Ci sono videogiochi "buoni" e videogiochi "cattivi"?
«Potrei girare la domanda: ci sono libri o film, musica o arte "buona" o "cattiva"? Certamente c’è un confine, ma qui si entra in un territorio legato all’intero concetto di "etica" che la nostra società può avere, e alla responsabilità di chi i giochi li fruisce ma, soprattutto, li crea».
Spesso gli adulti fanno fatica a capire cosa fanno i loro figli durante i giochi. Consigli?

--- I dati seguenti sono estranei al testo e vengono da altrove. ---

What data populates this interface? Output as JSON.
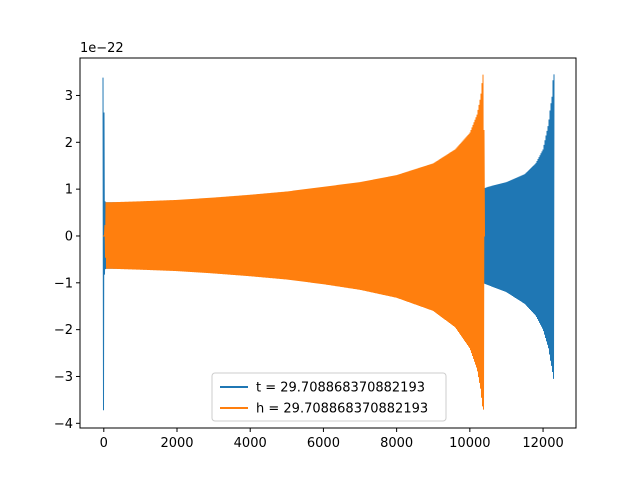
{
  "chart_data": {
    "type": "line",
    "title": "",
    "xlabel": "",
    "ylabel": "",
    "offset_text": "1e−22",
    "xlim": [
      -650,
      12900
    ],
    "ylim": [
      -4.1,
      3.8
    ],
    "xticks": [
      0,
      2000,
      4000,
      6000,
      8000,
      10000,
      12000
    ],
    "xtick_labels": [
      "0",
      "2000",
      "4000",
      "6000",
      "8000",
      "10000",
      "12000"
    ],
    "yticks": [
      -4,
      -3,
      -2,
      -1,
      0,
      1,
      2,
      3
    ],
    "ytick_labels": [
      "−4",
      "−3",
      "−2",
      "−1",
      "0",
      "1",
      "2",
      "3"
    ],
    "legend_position": "lower center",
    "series": [
      {
        "name": "t = 29.708868370882193",
        "color": "#1f77b4",
        "envelope": {
          "x": [
            0,
            20,
            60,
            200,
            1000,
            2000,
            3000,
            4000,
            5000,
            6000,
            7000,
            8000,
            9000,
            10000,
            10400,
            10500,
            11000,
            11500,
            11800,
            12000,
            12150,
            12200,
            12250,
            12280
          ],
          "upper": [
            3.38,
            0.75,
            0.72,
            0.72,
            0.72,
            0.73,
            0.76,
            0.8,
            0.86,
            0.93,
            1.0,
            1.05,
            1.0,
            1.02,
            1.02,
            1.05,
            1.15,
            1.32,
            1.55,
            1.85,
            2.4,
            2.75,
            3.0,
            3.45
          ],
          "lower": [
            -3.72,
            -0.72,
            -0.7,
            -0.7,
            -0.7,
            -0.72,
            -0.75,
            -0.78,
            -0.83,
            -0.9,
            -0.98,
            -1.03,
            -1.0,
            -1.0,
            -1.02,
            -1.05,
            -1.2,
            -1.45,
            -1.7,
            -2.0,
            -2.4,
            -2.65,
            -2.85,
            -3.05
          ]
        }
      },
      {
        "name": "h = 29.708868370882193",
        "color": "#ff7f0e",
        "envelope": {
          "x": [
            0,
            20,
            60,
            200,
            1000,
            2000,
            3000,
            4000,
            5000,
            6000,
            7000,
            8000,
            9000,
            9600,
            10000,
            10200,
            10300,
            10330,
            10360,
            10380,
            10400
          ],
          "upper": [
            0.0,
            0.0,
            0.72,
            0.72,
            0.74,
            0.77,
            0.82,
            0.88,
            0.95,
            1.05,
            1.15,
            1.3,
            1.55,
            1.85,
            2.2,
            2.6,
            3.0,
            3.25,
            3.45,
            3.4,
            0.0
          ],
          "lower": [
            0.0,
            0.0,
            -0.7,
            -0.7,
            -0.72,
            -0.75,
            -0.8,
            -0.86,
            -0.93,
            -1.03,
            -1.15,
            -1.32,
            -1.6,
            -1.95,
            -2.4,
            -2.85,
            -3.3,
            -3.55,
            -3.72,
            -3.7,
            0.0
          ]
        }
      }
    ]
  }
}
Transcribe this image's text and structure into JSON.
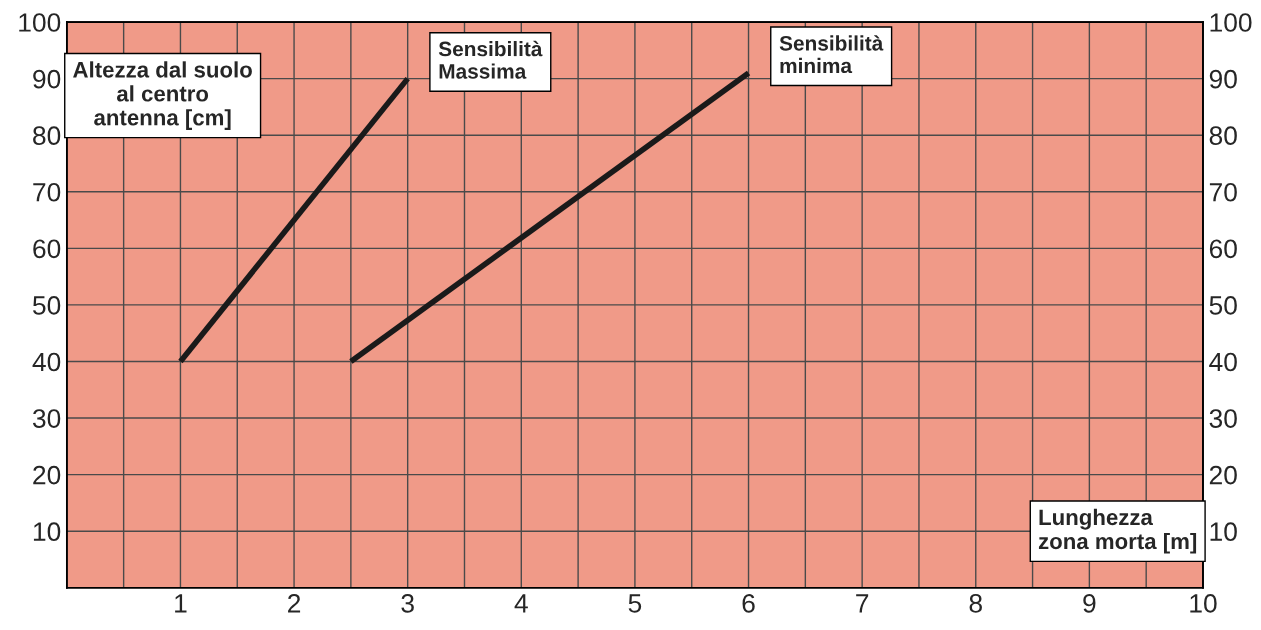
{
  "chart_data": {
    "type": "line",
    "xlabel": "Lunghezza\nzona morta [m]",
    "ylabel": "Altezza dal suolo\nal centro\nantenna [cm]",
    "series": [
      {
        "name": "Sensibilità\nMassima",
        "color": "#1a1a1a",
        "x": [
          1,
          3
        ],
        "values": [
          40,
          90
        ]
      },
      {
        "name": "Sensibilità\nminima",
        "color": "#1a1a1a",
        "x": [
          2.5,
          6
        ],
        "values": [
          40,
          91
        ]
      }
    ],
    "xlim": [
      0,
      10
    ],
    "xticks": [
      {
        "value": 0.5,
        "label": null
      },
      1,
      {
        "value": 1.5,
        "label": null
      },
      2,
      {
        "value": 2.5,
        "label": null
      },
      3,
      {
        "value": 3.5,
        "label": null
      },
      4,
      {
        "value": 4.5,
        "label": null
      },
      5,
      {
        "value": 5.5,
        "label": null
      },
      6,
      {
        "value": 6.5,
        "label": null
      },
      7,
      {
        "value": 7.5,
        "label": null
      },
      8,
      {
        "value": 8.5,
        "label": null
      },
      9,
      {
        "value": 9.5,
        "label": null
      },
      10
    ],
    "ylim": [
      0,
      100
    ],
    "yticks": [
      10,
      20,
      30,
      40,
      50,
      60,
      70,
      80,
      90,
      100
    ],
    "y2lim": [
      0,
      100
    ],
    "y2ticks": [
      10,
      20,
      30,
      40,
      50,
      60,
      70,
      80,
      90,
      100
    ],
    "grid": true,
    "line_style": "solid",
    "marker": "none"
  }
}
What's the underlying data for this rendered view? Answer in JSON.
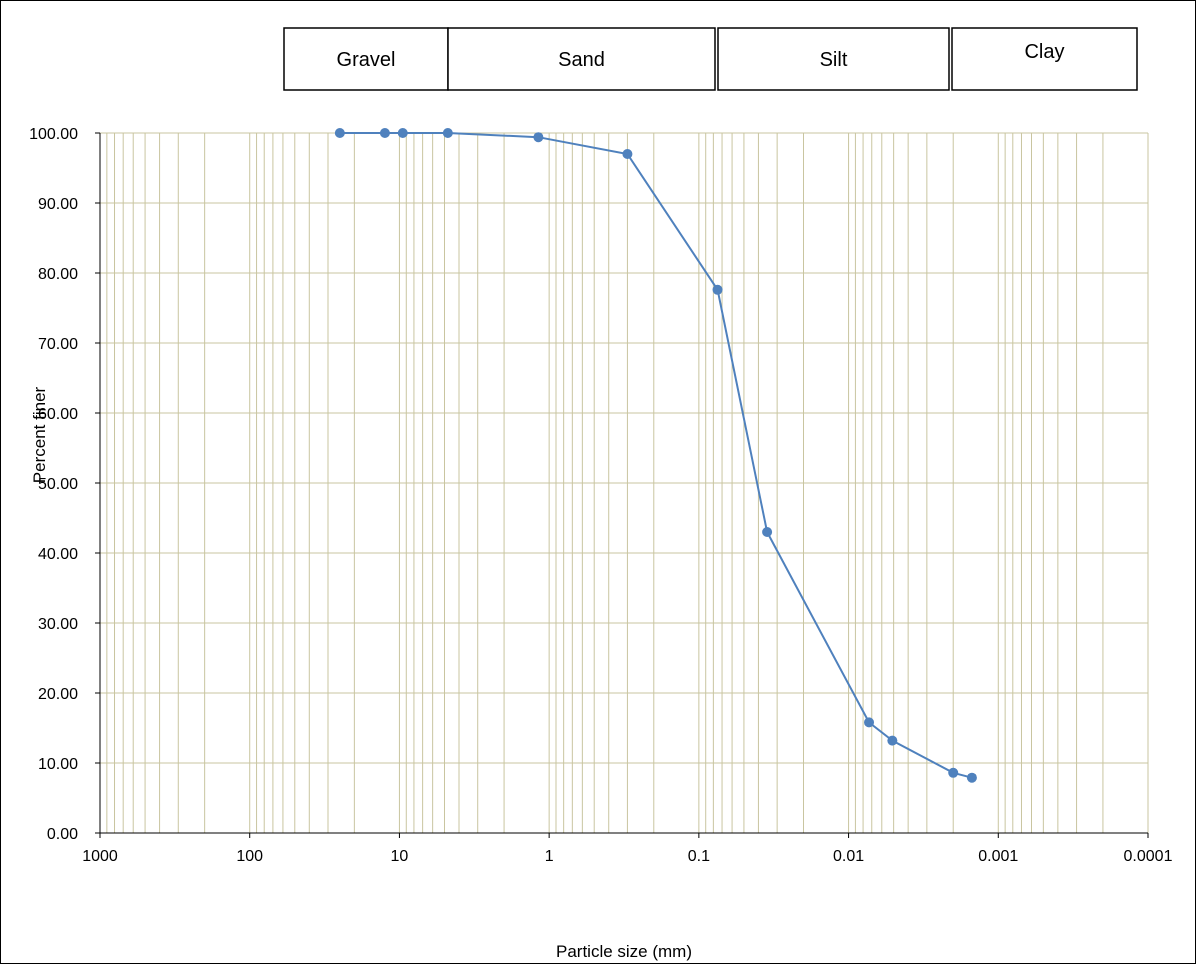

«Quando una coppia ha un figlio, ci si informa e interroga su tutto: dal produttore del cotone organico della tutina alle case editrici di libri che utilizzano carta e inchiostri atossici. Quando si arriva però all’età in cui un bambino vuole videogiocare, i genitori si pongono in maniera oppositiva, preoccupandosi solo degli effetti negativi o presunti tali che il mezzo può generare. Molti passano dal non aver mai toccato un videogioco a giocare a titoli spesso non adatti alla loro età. Trovo questo atteggiamento genitoriale altamente immaturo. È come se si vietasse di leggere fino ai 10-12 anni per poi lamentarsi che il primo libro con cui si viene a contatto è un libro osceno. I genitori devono iniziare a introdurre questo mezzo proprio con la stessa attenzione e curiosità che hanno con gli altri media e su tutto quello che concerne la crescita e l’educazione. Un primo passo sarebbe quello di andare a vedere chi sono gli autori o gli editori dietro ai titoli, proprio come si fa quando ci vengono consigliati dei libri. Quindi, il consiglio che posso dare è: giocare!».